Stéphane Richard, le PDG d'Orange

Stéphane Richard, le PDG d'Orange - Riccardo Savi / GETTY IMAGES NORTH AMERICA / AFP

Le groupe a annoncé la poursuite de son partenariat avec Nokia et Ericsson, alors même que L'Union européenne avait ouvert la porte à l'équipementier chinois.

Orange ne fera pas affaire avec le chinois Huawei pour développer la 5G en France. Le groupe l'a annoncé, ce vendredi dans un communiqué. "Nokia et Ericsson, partenaires industriels de longue date du groupe Orange, fourniront un ensemble de produits et services permettant le déploiement du réseau 5G sur l’ensemble du territoire", affirme le groupe de télécoms qui précise que l’accord "inclut les antennes ainsi que des services professionnels associés".

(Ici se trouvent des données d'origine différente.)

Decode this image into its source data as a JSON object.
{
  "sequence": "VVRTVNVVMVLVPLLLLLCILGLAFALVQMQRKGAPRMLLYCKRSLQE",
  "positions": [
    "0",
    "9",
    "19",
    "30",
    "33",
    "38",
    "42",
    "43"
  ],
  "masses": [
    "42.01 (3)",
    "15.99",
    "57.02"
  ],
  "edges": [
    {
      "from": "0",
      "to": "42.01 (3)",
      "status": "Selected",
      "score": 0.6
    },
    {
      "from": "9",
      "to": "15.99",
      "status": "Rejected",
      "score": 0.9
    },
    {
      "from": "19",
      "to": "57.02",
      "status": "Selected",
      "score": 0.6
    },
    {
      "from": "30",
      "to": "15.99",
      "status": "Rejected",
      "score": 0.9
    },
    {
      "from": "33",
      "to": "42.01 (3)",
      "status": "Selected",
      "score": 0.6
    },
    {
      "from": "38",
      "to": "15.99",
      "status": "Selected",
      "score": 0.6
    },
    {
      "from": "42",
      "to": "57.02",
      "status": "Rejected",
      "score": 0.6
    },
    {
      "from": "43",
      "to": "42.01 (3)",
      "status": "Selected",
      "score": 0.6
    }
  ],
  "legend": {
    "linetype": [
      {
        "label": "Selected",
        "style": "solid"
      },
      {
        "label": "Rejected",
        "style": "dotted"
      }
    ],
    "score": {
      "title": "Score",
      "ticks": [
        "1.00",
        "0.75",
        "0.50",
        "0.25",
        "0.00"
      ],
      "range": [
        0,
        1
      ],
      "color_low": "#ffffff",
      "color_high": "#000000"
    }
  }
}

Le choix des deux Européens, s'il s'inscrit donc dans la prolongation d'un partenariat, est aussi la conséquence d'une controverse mondiale autour du Chinois Huawei, accusé par les Etats-Unis d'espionnage. Si Orange n'a pas évoqué le sort de cet équipementier dans son communiqué, il semble que les pressions exercées depuis plusieurs mois ont eu raison du numéro 1 mondial dans l'appel d'offres.

Les recommandations européennes

Le PDG Stéphane Richard avait pourtant régulièrement mis en garde, notamment sur le plateau de BFM Business, sur l'exclusion de Huawei des appels d'offres dans la 5G. "Si Huawei doit disparaître complètement du circuit, cela posera de vrais problèmes : des retards importants qui ne toucheront que l’Europe, des surcoûts" expliquait-il en mai dernier.

Le gouvernement français avait d'ailleurs choisi de ne pas interdire Huawei et l'Europe a pris le même chemin, en ouvrant la porte à ce concurrent controversé. "Il ne s'agit pas d'être discriminant, il s'agit tout simplement de fixer des règles" expliquait en début de semaine le commissaire européen Thierry Breton devant les eurodéputés. "Elles seront strictes, elles seront exigeantes et évidemment on accueillera en Europe tous les opérateurs qui voudront bien les appliquer."

Bannir l'opérateur gênant

En pratique, il était tout de même vivement conseillé de choisir les deux Européens. Une façon de bannir l'opérateur gênant s'en redouter les foudres de la diplomatie chinoise.

Le Finlandais Nokia fournira les "antennes et services progressionnels associés" pour les régions Ouest et Sud-Est, où il est déjà présent en tant que fournisseur des réseaux 2G, 3G et 4G, tandis que le Suédois Ericsson équipera les réseaux de l'Ile-de-France, du Nord-Est et du Sud-Ouest où il est également présent.

Le contrat concerne les cinq prochaines années et "le déploiement commence immédiatement (...) afin que le réseau 5G d'Orange France soit prêt pour lancer les services 5G quand les fréquences seront disponibles courant 2020", a précisé Ericsson dans un communiqué.